The jump went nowhere
So, did the gene successfully invade a new species? Not quite. The researchers saw intron RNA in dead prey cells, not proof that the intron became permanently installed in a living new genome.
That detail matters because genes do not change evolution simply by drifting into a dead cell. For a true long-term genetic transfer, the mobile element would need to enter a suitable host and become copied into its genetic material.

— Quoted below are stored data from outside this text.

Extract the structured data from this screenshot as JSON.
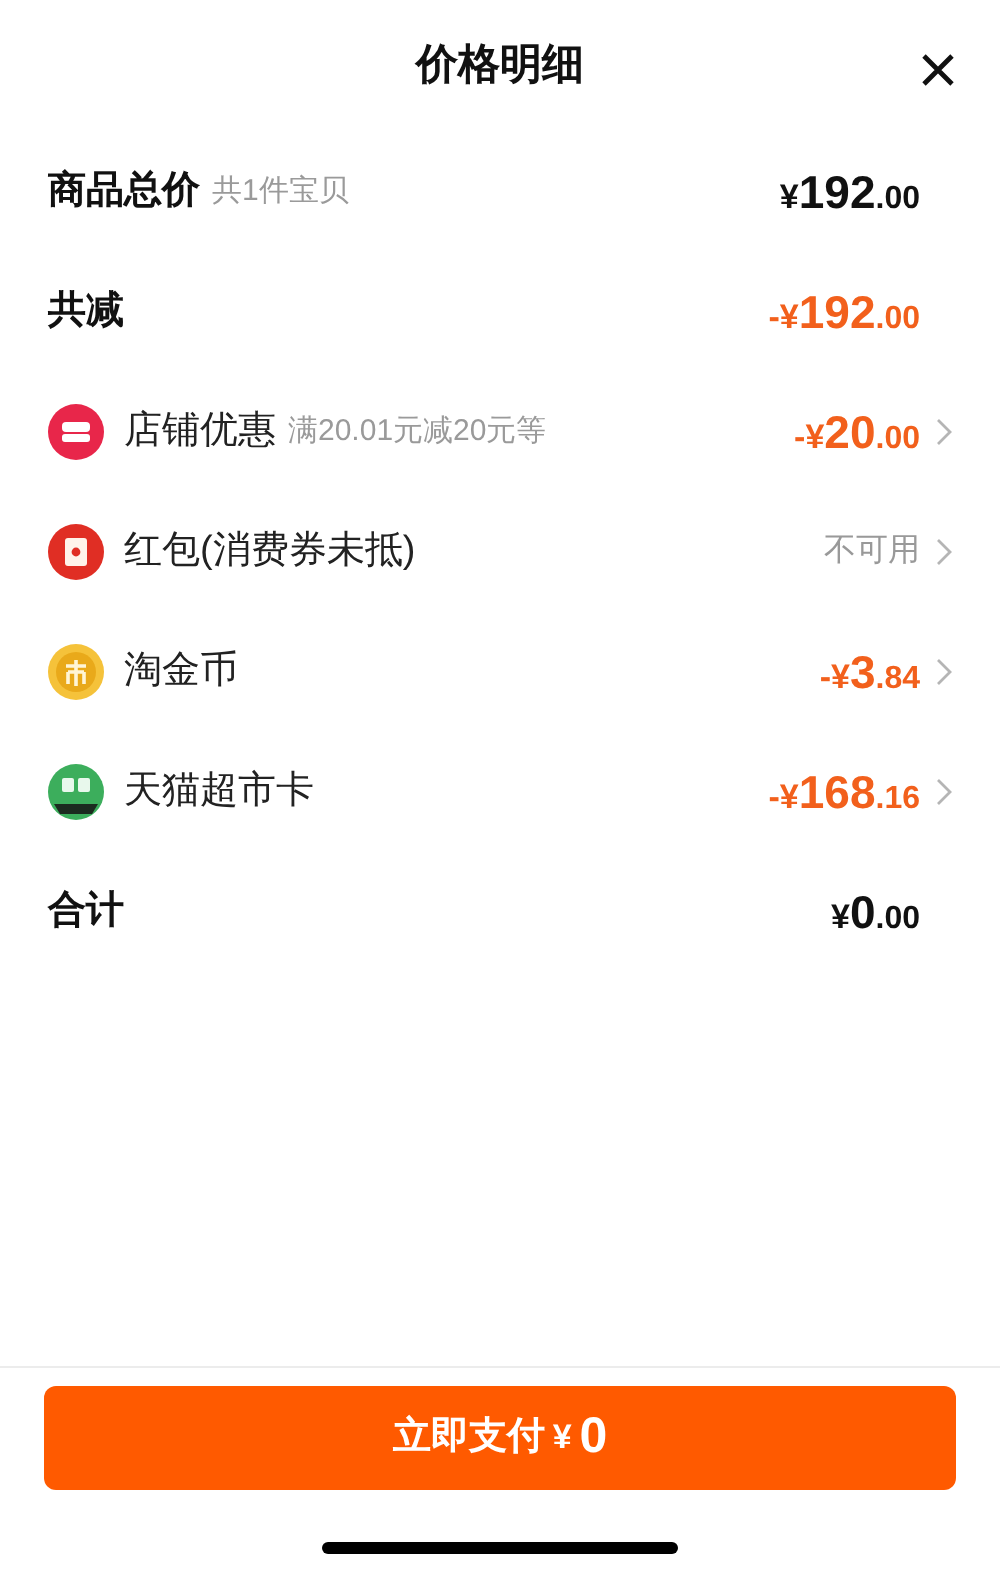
{
  "header": {
    "title": "价格明细"
  },
  "rows": [
    {
      "kind": "heading",
      "label": "商品总价",
      "note": "共1件宝贝",
      "amount": {
        "prefix": "¥",
        "integer": "192",
        "decimal": ".00"
      },
      "discount": false
    },
    {
      "kind": "heading",
      "label": "共减",
      "amount": {
        "prefix": "-¥",
        "integer": "192",
        "decimal": ".00"
      },
      "discount": true
    },
    {
      "kind": "store",
      "label": "店铺优惠",
      "note": "满20.01元减20元等",
      "amount": {
        "prefix": "-¥",
        "integer": "20",
        "decimal": ".00"
      },
      "discount": true
    },
    {
      "kind": "envelope",
      "label": "红包(消费券未抵)",
      "status": "不可用"
    },
    {
      "kind": "coin",
      "label": "淘金币",
      "amount": {
        "prefix": "-¥",
        "integer": "3",
        "decimal": ".84"
      },
      "discount": true
    },
    {
      "kind": "market",
      "label": "天猫超市卡",
      "amount": {
        "prefix": "-¥",
        "integer": "168",
        "decimal": ".16"
      },
      "discount": true
    },
    {
      "kind": "heading",
      "label": "合计",
      "amount": {
        "prefix": "¥",
        "integer": "0",
        "decimal": ".00"
      },
      "discount": false
    }
  ],
  "pay_button": {
    "label": "立即支付",
    "currency": "¥",
    "amount": "0"
  }
}
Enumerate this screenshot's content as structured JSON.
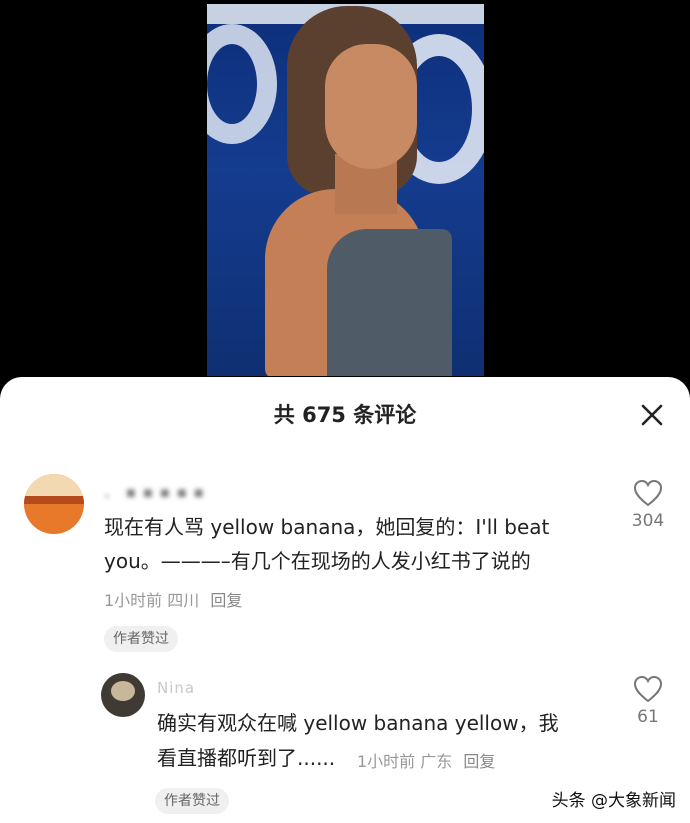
{
  "video": {
    "description_icon": "video-frame"
  },
  "sheet": {
    "title": "共 675 条评论",
    "close_icon": "close-icon"
  },
  "comments": [
    {
      "username": "、 ▪ ▪ ▪ ▪ ▪",
      "text_line1": "现在有人骂 yellow banana，她回复的：I'll beat",
      "text_line2": "you。———–有几个在现场的人发小红书了说的",
      "time": "1小时前",
      "location": "四川",
      "reply_label": "回复",
      "badge": "作者赞过",
      "likes": "304"
    },
    {
      "username": "Nina",
      "text_line1": "确实有观众在喊 yellow banana yellow，我",
      "text_line2": "看直播都听到了......",
      "time": "1小时前",
      "location": "广东",
      "reply_label": "回复",
      "badge": "作者赞过",
      "likes": "61"
    }
  ],
  "watermark": "头条 @大象新闻"
}
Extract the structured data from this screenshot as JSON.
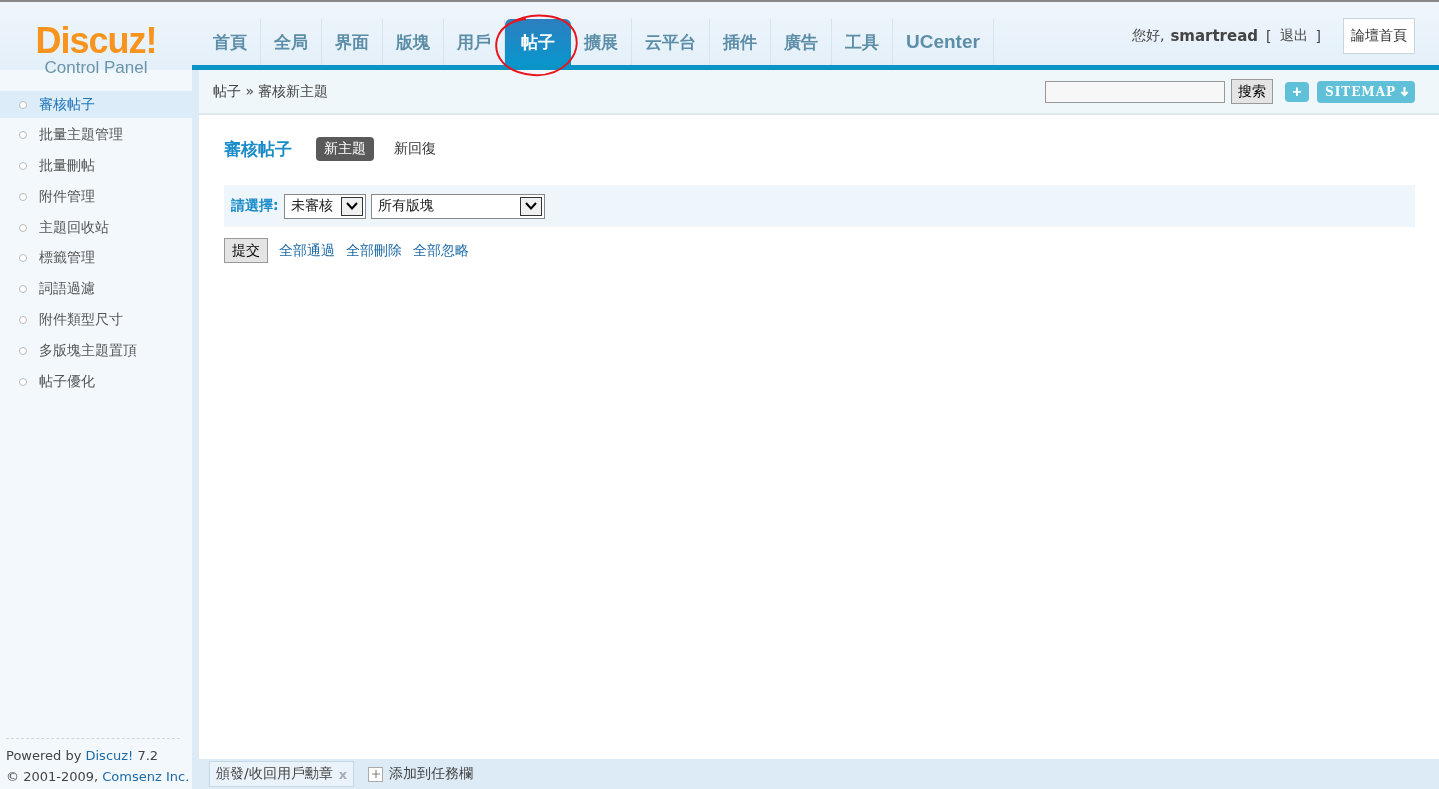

Still, the image is striking. The intron appears to have left its original cell and entered a foreign one. It may have been caught in the act, but the act ended in a biological dead end.
Why circular RNA survives
RNA is usually fragile. In living cells, it carries genetic instructions to the cell’s protein-making machinery, then it is quickly broken down. In dead cells, RNA normally does not last long.
This intron was different because it can form a ring-shaped RNA molecule. A ring has no loose ends, which makes it harder for the cell’s cleanup enzymes to chew apart. Think of it like a shoelace tied into a loop instead of left frayed.
“The stability of intron RNA in its ring form is a distinctive feature,” Harder said in the official release. He added that circular RNA molecules in humans affect many metabolic processes, are being studied in tumor development, and are also being explored for RNA vaccine applications against COVID and some cancers.
Why this matters
The finding adds a new possible route to the story of horizontal gene transfer, which means genes moving sideways between organisms instead of down from parent to child. That sideways flow is one reason microbes can evolve quickly.
It also broadens the role of extracellular RNA, meaning RNA found outside the cell that made it. Scientists already know some extracellular RNA can act as a signal or affect metabolism. This study suggests mobile intron RNA may belong in that wider conversation too.
For most people, the takeaway is simple. Evolution is not only a family tree. Sometimes it looks more like a crowded street, with genetic material crossing lanes in unexpected ways.
What comes next
Researchers still need to show whether this kind of intron RNA can enter a living cell and complete the next step, becoming part of a new genome. That would be the stronger evidence for a successful jump between species.
For now, the study offers something unusual in microbiology, a direct visual clue to a process that scientists have long suspected from genetic comparisons. It does not rewrite biology overnight, but it gives researchers a new place to look.
The main study has been published in Scientific Reports.